5. M. A fait valoir qu'il possède la nationalité française depuis le 23 décembre 2020. Il ressort des pièces du dossier qu'il a déclaré sa nationalité française le 23 décembre 2020 auprès de la directrice de services de greffe judiciaires au tribunal judiciaire de Bordeaux et que cette déclaration a été enregistrée le 26 juillet 2021. En application des dispositions de l'article 26-5 du code civil précitées, l'acquisition de la nationalité française a pris effet à la date à laquelle elle avait été souscrite, soit au 23 décembre 2020. Dès lors, la préfète de la Gironde ne pouvait pas prendre à l'encontre de M. A une décision de refus de titre de séjour, dont il n'avait certes, en toutes hypothèses, plus aucune utilité, mais, surtout une obligation de quitter le territoire français dans le délai de 30 jours sans méconnaitre le champ d'application de la loi.

6. Il résulte de ce qui précède, sans qu'il soit besoin d'examiner les autres moyens de la requête, que l'arrêté du 12 avril 2022 de la préfète de la Gironde doit être annulé.

Sur les conclusions à fin d'injonction :

7. En premier lieu, dès lors que M. A est français par déclaration, il n'y a pas lieu d'enjoindre à la préfète de la Gironde de lui délivrer un titre de séjour. En second lieu, si M. A demande au tribunal d'enjoindre à la préfète de la Gironde de lui restituer ses documents d'identité retenus par les services de la préfecture, il n'établit pas à la date du jugement avoir demandé la restitution de ces documents et s'être vu opposer un refus.
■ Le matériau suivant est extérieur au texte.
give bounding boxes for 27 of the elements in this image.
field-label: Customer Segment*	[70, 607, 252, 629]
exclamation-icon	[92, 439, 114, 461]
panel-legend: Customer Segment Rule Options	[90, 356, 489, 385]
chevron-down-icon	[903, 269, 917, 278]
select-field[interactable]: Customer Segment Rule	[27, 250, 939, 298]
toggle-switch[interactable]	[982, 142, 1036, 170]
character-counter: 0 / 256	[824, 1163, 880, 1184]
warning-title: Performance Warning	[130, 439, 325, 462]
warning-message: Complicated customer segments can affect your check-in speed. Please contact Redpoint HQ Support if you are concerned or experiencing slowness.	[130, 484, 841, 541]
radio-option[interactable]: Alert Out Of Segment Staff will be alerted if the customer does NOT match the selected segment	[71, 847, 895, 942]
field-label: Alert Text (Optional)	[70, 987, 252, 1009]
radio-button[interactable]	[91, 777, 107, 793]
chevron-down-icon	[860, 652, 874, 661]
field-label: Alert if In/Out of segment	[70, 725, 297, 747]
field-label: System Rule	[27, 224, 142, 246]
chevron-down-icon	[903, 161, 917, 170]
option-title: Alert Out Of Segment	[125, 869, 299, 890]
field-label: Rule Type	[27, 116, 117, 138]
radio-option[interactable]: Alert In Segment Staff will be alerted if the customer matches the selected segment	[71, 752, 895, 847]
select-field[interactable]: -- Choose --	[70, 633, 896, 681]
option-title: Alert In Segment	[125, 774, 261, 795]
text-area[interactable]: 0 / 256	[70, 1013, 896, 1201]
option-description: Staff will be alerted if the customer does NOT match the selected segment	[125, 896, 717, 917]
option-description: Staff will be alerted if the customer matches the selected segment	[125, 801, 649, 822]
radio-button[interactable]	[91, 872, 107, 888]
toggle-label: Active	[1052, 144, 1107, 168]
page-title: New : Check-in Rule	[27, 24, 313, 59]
Par suite, les conclusions à fin d'injonction doivent être rejetées.

Sur les frais liés au litige

8. Il n'y a pas lieu, dans les circonstances de l'espèce, de faire droit aux conclusions de M. A présentées au titre des dispositions de l'article L. 761-1 du code de justice administrative

D E C I D E :

Article 1er : Il n'y a plus lieu de statuer sur la demande d'aide juridictionnelle à titre provisoire présentée par M. A.

Article 2 : L'arrêté du 12 avril 2022 de la préfète de la Gironde est annulé.

Article 3 : Le surplus des conclusions de la requête est rejeté.

Article 4 : Le présent jugement sera notifié à M. C A et à la préfète de la Gironde.

Délibéré après l'audience du 27 juin 2022, à laquelle siégeaient :

M. Pauziès, président,

M. Béroujon, premier conseiller,

Mme Molina-Andréo première conseillère,

Rendu public après mise à disposition au greffe le 11 juillet 2022.

Le premier assesseur,

F. BÉROUJON Le président-rapporteur,

J-C. B La greffière,

L. SIXDENIERS

La République mande et ordonne à la préfète de la Gironde en ce qui la concerne et à tous commissaires de justice à ce requis en ce qui concerne les voies de droit commun, contre les parties privées, de pourvoir à l'exécution de la présente décision.